Whitney Tilson’s email to investors discussing his friend’s attempt to explain Elon Musk’s latest moves.
From a friend:
On Thursday (April 11), Musk reaches out to grant Lex Fridman a podcast interview, immediately. It gets published the next morning, Friday April 12. In this interview, Musk makes various impossible claims, including that Tesla cars appreciate in value, not depreciate.
On Friday evening, Musk’s plane heads up from its home base at Van Nuys to San Jose (Tesla HQ and factory both nearby). It’s on the ground for approximately 4 hours before returning.
On Saturday, Musk is on twitter for several hours, attacking everyone from WSJ to Bloomberg to Big Oil. Numerous claims are made that are asinine to the SEC’s case against him, and the contempt charges that are now in front of Judge Nathan.
On Sunday late afternoon, Musk’s plane again flies up to SJC and is on the ground for four hours before returning.
On Monday (April 15), Musk’s plane flies to Colorado, close to where his brother Kimbal lives, and then returns five hours later.
Meanwhile, we have “lead independent board member” Antonio Gracias’ plane flying to California from his home in Chicago on Monday too. Also, the Murdoch jet heads to California from New York. Jim Murdoch is on Tesla’s board.
Next up: The (joint Musk-SEC) letter to Judge Nathan is due Thursday, April 18. Has the SEC basically yielded, and will allow Musk to say whatever he wants? That’s what the stock being up 2% today might suggest.

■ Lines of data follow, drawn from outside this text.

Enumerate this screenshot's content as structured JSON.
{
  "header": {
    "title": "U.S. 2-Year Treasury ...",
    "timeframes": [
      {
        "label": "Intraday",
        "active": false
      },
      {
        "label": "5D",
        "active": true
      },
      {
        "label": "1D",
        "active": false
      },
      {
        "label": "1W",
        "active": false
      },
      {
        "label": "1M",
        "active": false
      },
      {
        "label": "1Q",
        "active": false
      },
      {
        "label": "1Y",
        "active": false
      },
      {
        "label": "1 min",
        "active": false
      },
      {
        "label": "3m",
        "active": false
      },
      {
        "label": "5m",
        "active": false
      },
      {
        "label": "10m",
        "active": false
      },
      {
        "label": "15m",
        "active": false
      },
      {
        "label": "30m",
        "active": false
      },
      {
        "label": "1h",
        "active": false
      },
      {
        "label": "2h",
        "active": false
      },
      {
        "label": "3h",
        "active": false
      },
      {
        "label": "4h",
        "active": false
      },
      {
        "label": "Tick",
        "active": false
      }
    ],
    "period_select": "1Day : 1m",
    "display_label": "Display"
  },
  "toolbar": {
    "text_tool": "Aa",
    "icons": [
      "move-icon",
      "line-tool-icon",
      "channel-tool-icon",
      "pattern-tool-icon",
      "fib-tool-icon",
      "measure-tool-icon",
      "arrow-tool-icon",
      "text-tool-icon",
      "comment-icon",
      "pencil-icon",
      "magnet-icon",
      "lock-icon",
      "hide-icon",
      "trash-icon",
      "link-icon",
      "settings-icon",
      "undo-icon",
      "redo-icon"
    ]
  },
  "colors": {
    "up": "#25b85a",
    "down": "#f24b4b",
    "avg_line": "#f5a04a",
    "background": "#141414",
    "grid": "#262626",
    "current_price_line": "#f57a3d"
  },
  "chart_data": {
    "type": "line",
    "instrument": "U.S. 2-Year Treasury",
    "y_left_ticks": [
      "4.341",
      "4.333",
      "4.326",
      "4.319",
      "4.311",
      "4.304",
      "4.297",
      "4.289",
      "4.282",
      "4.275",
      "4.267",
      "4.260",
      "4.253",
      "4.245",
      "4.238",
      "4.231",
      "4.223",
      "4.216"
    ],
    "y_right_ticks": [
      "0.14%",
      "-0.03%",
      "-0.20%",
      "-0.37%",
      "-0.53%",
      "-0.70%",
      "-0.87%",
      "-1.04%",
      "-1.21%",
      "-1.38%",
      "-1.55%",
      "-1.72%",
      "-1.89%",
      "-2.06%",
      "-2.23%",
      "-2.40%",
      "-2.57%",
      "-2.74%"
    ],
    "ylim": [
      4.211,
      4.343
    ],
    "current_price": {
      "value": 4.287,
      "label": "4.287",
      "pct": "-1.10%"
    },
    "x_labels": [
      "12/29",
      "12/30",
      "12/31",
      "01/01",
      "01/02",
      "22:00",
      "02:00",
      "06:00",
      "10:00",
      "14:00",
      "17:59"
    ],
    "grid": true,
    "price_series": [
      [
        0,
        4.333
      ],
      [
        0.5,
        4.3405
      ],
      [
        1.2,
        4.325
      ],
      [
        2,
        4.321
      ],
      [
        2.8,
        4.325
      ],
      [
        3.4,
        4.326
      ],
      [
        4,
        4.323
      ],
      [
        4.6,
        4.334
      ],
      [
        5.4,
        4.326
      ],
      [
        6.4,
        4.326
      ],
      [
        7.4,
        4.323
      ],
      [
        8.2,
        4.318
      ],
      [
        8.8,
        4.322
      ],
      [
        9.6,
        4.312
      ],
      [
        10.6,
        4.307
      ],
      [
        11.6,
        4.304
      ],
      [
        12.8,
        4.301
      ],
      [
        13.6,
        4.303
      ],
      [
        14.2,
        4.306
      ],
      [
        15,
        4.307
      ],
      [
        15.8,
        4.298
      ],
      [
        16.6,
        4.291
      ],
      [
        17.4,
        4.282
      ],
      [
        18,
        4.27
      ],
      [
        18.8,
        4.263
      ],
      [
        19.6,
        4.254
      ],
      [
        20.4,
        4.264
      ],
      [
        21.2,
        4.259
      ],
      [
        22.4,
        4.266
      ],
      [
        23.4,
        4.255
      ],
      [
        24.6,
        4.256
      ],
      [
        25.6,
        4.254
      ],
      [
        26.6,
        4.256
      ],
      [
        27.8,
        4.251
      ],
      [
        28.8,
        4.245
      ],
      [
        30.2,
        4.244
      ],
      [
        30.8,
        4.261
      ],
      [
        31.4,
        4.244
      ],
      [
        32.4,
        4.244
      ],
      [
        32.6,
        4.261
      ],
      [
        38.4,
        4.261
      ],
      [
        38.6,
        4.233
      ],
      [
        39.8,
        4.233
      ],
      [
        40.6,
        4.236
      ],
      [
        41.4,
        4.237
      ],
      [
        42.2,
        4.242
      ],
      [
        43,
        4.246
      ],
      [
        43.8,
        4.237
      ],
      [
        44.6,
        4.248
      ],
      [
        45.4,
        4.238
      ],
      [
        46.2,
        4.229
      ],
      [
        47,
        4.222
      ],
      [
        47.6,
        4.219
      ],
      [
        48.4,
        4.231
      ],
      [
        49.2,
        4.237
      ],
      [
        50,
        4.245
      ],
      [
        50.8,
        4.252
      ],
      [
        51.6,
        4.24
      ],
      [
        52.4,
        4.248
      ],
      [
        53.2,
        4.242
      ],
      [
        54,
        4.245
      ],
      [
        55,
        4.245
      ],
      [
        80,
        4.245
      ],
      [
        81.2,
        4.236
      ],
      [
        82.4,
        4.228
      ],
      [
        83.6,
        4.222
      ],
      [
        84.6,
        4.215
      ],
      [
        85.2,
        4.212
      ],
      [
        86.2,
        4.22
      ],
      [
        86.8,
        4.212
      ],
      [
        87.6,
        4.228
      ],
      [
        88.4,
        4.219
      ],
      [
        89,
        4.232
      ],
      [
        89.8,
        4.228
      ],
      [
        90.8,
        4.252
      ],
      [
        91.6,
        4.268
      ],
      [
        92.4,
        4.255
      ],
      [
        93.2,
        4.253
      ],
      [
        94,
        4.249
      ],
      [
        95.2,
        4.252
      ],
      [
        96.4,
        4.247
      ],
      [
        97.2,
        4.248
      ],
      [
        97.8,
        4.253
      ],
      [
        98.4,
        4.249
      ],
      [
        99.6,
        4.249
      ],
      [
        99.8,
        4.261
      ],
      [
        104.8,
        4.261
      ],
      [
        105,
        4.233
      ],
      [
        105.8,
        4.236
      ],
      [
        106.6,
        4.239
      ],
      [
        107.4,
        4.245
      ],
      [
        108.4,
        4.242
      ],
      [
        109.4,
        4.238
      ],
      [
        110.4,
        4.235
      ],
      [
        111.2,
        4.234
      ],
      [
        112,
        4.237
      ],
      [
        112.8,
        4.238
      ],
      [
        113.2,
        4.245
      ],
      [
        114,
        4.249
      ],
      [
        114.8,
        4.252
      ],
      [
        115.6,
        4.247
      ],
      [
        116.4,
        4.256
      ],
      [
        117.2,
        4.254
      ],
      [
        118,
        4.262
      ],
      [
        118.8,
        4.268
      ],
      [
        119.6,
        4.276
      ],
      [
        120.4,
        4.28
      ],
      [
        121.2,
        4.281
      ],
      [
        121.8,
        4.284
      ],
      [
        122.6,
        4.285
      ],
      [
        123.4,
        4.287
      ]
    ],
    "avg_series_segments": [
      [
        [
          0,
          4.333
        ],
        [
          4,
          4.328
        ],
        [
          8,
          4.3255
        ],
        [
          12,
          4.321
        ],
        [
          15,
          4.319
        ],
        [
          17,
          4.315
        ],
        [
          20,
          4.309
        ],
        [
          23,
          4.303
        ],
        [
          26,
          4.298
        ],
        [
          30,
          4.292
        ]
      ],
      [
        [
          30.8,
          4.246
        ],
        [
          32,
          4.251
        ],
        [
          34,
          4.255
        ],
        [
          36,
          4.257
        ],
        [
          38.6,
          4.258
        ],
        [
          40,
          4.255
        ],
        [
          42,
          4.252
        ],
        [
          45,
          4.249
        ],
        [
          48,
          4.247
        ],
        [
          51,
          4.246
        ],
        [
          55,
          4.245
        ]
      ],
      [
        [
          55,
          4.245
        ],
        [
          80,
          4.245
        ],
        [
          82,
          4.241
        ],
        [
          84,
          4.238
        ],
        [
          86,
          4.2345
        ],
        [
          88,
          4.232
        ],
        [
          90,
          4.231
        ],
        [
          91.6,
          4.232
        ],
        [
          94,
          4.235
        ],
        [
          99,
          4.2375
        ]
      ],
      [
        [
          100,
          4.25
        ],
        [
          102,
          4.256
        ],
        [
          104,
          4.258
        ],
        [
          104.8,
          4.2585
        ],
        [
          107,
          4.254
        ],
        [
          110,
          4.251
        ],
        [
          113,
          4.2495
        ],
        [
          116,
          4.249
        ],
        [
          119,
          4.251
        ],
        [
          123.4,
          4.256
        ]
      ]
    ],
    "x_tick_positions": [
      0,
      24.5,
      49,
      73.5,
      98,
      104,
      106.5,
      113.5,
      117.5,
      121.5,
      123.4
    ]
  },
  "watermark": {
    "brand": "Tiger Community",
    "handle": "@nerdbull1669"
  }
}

All other indications are that something big is going down. I don’t know that it is. Will Elon step down as CEO and replace himself with his brother? Will Elon transfer his Tesla equity stake to his brother? Again, I don’t know.
Almost anything is possible here, but whatever it is, we will know by the end of next week, and this Thursday (April 18) should give us a strong clue.
Whatever is about to happen, sparks will fly. I don’t know in which direction, but I do think that there is a lot more downside potential for TSLA here, than there is upside. Sales have started out badly in April, down 75% from last month, as measured by the geographies from which we have government registration data.
Tesla won’t be down 75% this quarter -- and maybe not even down at all. But keep in mind, that Tesla was down 31% in Q1 and really needs to recover most of that in order to get back on footing. It needs to be up around 50% to have any realistic prayer of meeting the low end of the guidance for the year. Right now I think Tesla may be able to be up 15% or so this quarter -- nowhere near the required 50%.
Either way, all of this is happening at the cost of falling prices and falling margins, hurting the bottom line materially. That’s why almost all analysts have come out and lowered their numbers for the 2019 calendar year. Many or even most analysts have lowered their EPS estimates for the year by over 50% from where they were on December 31.